An official said the eight have been detained separately since May 16, when Clementina Cantoni, 32, was abducted at gunpoint in the Afghan capital, Kabul. She was freed Thursday and flew home Friday.
On Saturday, Cantoni said she would return to Afghanistan one day.
But she said the situation remains “unstable and of high risk, not only for international aid workers, but also and especially for the Afghans.”
Syria raids suspected hideout for terrorists
Damascus, Syria Syrian forces raided a suspected terrorist hideout near the capital, killing two men, arresting a third and foiling alleged bombing plots against the nation’s Justice Palace, the official news agency reported.
A member of the Syrian forces was killed and another was wounded in the Thursday clash in the Daff al-Shouk suburb of Damascus, according to a late Friday report by SANA.

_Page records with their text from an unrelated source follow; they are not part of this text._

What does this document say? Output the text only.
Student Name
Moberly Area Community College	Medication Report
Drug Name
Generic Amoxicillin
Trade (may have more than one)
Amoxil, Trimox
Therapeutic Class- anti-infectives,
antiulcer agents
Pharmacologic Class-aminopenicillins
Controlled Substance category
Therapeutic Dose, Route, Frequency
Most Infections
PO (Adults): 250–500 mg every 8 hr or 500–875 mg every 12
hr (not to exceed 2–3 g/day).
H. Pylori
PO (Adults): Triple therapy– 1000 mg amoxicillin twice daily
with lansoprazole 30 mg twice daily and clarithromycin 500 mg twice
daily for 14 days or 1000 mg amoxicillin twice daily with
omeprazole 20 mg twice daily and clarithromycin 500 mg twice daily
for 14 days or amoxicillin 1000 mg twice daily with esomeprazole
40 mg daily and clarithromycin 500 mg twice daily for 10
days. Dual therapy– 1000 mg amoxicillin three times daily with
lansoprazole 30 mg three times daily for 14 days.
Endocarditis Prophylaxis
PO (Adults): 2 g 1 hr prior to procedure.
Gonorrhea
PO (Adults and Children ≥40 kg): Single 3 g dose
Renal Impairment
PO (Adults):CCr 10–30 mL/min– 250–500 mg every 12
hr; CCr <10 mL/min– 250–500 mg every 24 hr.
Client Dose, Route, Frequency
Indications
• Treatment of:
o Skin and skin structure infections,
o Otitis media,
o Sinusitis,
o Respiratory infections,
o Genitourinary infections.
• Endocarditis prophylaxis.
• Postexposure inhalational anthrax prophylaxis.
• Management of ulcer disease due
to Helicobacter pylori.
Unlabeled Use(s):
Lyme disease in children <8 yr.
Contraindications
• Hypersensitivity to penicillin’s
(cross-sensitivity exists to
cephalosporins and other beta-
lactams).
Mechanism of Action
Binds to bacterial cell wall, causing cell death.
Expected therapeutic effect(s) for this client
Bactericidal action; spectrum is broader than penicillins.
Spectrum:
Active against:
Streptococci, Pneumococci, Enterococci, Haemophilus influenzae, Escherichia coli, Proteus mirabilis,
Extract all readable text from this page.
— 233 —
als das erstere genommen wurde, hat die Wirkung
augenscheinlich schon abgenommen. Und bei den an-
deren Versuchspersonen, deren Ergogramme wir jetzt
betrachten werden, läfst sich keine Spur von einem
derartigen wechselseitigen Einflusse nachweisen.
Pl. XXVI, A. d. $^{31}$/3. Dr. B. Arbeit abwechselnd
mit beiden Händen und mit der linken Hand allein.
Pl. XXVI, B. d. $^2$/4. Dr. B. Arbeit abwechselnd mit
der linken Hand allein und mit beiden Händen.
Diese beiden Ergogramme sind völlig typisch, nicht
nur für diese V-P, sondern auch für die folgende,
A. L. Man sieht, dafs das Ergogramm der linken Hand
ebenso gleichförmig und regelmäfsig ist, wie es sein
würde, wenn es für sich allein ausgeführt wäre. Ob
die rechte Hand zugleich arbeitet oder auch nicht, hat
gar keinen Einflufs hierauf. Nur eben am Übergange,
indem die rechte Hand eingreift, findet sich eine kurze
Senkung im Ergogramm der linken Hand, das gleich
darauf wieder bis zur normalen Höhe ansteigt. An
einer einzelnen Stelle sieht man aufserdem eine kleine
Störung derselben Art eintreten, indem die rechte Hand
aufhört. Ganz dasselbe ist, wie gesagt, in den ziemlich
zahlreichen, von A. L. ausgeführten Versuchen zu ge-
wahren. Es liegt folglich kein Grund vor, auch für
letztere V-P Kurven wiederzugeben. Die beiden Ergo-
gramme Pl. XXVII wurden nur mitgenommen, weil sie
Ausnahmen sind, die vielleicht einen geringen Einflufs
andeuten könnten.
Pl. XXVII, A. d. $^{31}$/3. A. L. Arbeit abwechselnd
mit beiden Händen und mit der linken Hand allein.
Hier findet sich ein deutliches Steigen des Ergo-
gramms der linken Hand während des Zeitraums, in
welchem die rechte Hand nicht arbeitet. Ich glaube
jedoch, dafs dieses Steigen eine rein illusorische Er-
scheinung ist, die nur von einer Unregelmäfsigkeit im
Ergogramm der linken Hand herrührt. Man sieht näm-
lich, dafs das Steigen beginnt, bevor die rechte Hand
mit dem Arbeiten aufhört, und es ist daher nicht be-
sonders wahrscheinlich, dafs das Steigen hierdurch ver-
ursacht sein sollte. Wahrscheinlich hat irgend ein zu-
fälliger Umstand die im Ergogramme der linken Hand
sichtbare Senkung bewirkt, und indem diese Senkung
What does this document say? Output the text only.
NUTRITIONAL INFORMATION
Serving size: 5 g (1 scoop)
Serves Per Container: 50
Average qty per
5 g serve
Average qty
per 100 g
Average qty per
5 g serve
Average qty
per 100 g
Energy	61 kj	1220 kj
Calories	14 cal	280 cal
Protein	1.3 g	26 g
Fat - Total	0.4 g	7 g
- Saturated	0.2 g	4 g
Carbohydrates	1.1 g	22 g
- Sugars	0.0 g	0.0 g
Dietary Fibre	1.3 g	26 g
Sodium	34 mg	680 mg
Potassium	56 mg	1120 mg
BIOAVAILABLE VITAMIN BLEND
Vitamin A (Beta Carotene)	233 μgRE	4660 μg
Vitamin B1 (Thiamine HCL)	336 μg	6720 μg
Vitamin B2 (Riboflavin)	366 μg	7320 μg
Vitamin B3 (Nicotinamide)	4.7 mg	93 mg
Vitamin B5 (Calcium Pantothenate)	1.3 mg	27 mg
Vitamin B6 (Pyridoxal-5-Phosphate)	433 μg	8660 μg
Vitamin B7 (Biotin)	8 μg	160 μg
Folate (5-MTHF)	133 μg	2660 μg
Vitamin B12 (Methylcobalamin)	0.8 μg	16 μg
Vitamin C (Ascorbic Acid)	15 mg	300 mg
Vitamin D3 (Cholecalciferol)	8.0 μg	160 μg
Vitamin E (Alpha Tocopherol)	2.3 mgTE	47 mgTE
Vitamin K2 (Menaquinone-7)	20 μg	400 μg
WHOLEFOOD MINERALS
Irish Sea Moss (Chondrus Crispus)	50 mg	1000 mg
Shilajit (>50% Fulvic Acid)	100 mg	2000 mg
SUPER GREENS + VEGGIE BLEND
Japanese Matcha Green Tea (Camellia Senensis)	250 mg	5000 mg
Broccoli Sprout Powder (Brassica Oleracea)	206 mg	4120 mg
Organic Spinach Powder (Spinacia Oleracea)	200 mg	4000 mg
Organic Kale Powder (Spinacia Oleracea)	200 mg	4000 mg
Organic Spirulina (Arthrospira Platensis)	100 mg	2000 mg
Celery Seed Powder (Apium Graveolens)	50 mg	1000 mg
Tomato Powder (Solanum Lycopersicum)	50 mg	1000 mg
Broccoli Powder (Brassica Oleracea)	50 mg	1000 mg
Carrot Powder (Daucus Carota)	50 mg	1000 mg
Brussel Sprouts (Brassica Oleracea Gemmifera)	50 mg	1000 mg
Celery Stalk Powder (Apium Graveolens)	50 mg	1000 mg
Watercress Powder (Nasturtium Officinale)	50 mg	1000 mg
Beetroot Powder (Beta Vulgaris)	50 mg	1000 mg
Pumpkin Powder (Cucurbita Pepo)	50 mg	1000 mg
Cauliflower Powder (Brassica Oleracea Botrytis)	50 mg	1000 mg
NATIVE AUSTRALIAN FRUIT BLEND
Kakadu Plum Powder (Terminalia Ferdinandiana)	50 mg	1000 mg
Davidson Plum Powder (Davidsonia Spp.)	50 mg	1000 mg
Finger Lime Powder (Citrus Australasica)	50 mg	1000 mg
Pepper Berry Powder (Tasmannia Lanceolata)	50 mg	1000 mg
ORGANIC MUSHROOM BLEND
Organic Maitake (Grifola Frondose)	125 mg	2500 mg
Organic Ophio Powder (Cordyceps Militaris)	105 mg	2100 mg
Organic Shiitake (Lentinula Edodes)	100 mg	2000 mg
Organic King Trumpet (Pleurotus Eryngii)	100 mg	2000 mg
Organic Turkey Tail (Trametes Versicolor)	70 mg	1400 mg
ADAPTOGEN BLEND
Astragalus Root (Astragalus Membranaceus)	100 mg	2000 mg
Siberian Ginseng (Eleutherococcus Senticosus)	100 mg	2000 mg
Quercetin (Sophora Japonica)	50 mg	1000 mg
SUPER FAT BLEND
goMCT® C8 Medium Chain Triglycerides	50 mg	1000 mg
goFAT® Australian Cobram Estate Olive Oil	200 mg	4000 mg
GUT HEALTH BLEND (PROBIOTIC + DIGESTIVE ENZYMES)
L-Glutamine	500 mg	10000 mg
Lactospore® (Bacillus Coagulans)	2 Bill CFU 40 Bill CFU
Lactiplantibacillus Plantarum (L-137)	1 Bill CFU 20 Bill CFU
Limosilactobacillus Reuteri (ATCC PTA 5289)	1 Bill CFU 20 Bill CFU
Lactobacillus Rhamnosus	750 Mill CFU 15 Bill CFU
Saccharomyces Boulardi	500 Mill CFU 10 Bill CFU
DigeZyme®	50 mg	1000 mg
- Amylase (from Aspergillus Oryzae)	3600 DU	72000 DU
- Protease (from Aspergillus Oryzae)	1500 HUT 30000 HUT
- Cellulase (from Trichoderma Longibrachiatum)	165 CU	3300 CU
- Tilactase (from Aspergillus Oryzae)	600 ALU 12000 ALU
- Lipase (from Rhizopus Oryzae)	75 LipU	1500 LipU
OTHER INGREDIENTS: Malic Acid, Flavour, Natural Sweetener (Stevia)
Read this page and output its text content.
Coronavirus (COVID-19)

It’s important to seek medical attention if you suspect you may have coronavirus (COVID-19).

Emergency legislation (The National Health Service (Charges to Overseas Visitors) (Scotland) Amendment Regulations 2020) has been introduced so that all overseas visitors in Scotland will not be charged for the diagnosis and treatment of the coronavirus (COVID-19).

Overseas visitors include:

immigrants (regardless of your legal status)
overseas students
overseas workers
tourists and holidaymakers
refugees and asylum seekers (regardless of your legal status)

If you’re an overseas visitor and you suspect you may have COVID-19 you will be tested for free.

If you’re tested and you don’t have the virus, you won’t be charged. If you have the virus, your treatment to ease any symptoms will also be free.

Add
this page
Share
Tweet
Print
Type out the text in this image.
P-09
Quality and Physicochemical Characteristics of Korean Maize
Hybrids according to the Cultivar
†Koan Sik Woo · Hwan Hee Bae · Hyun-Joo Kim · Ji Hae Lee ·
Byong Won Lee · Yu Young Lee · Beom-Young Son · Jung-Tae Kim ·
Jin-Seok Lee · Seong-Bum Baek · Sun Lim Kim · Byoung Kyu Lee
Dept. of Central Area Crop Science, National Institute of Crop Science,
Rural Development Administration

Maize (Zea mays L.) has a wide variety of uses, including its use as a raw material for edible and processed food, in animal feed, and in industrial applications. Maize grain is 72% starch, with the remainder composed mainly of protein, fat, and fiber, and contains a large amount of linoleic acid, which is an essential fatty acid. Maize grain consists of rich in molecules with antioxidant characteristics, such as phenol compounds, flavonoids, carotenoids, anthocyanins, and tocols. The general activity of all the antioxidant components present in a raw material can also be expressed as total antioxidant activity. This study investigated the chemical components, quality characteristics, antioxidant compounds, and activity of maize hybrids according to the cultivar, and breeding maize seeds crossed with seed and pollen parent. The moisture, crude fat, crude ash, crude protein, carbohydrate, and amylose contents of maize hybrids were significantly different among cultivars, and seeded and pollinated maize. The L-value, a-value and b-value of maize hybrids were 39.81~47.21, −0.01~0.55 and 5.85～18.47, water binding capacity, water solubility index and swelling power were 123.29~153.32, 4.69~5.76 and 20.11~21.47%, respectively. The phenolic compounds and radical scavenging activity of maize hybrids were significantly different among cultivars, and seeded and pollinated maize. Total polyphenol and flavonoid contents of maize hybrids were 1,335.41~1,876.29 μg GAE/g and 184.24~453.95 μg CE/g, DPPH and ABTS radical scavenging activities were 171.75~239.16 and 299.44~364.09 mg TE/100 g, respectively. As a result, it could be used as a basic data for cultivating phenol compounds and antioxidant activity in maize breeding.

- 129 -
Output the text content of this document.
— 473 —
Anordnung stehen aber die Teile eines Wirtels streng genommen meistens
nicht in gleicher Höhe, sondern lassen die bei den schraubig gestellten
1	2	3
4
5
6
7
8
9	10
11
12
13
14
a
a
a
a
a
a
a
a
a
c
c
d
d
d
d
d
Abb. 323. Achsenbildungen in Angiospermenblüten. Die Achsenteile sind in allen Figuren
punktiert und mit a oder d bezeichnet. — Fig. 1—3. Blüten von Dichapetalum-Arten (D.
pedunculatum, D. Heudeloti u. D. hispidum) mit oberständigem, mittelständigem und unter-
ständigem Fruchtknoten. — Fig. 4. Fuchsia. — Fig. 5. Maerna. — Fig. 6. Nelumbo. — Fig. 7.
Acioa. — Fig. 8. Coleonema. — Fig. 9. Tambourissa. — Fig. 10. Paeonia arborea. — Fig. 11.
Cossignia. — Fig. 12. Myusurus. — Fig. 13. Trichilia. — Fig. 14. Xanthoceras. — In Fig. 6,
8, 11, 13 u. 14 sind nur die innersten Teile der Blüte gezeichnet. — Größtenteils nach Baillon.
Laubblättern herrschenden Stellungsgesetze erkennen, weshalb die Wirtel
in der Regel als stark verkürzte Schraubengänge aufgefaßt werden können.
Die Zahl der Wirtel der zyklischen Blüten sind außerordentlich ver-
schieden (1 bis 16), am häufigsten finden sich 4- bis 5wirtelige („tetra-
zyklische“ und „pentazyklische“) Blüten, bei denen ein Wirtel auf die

The group’s leader, Abu Omar, and an accomplice were killed and another suspect was arrested, SANA said. Identity cards were found alongside the bodies in the names of Omar Barakat and Arfan Yassin, both Syrian. It was not clear whether the cards belonged to the dead men.
Renowned surgeon Hamilton Naki dies
Cape Town, South Africa Hamilton Naki, a former gardener who was so skilled in complicated surgery that he helped in the world’s first heart transplant – but had to keep his work secret in apartheid South Africa – has died. He was 78.
Naki, a black man who left high school because his family couldn’t afford the fees, took his first job at the age of 14, cutting grass at the University of Cape Town.
Doctors who observed Naki’s work described how he could join minute blood vessels with amazing delicacy and accuracy.
It was only after the demise of apartheid in 1994 that Naki’s contributions became widely known.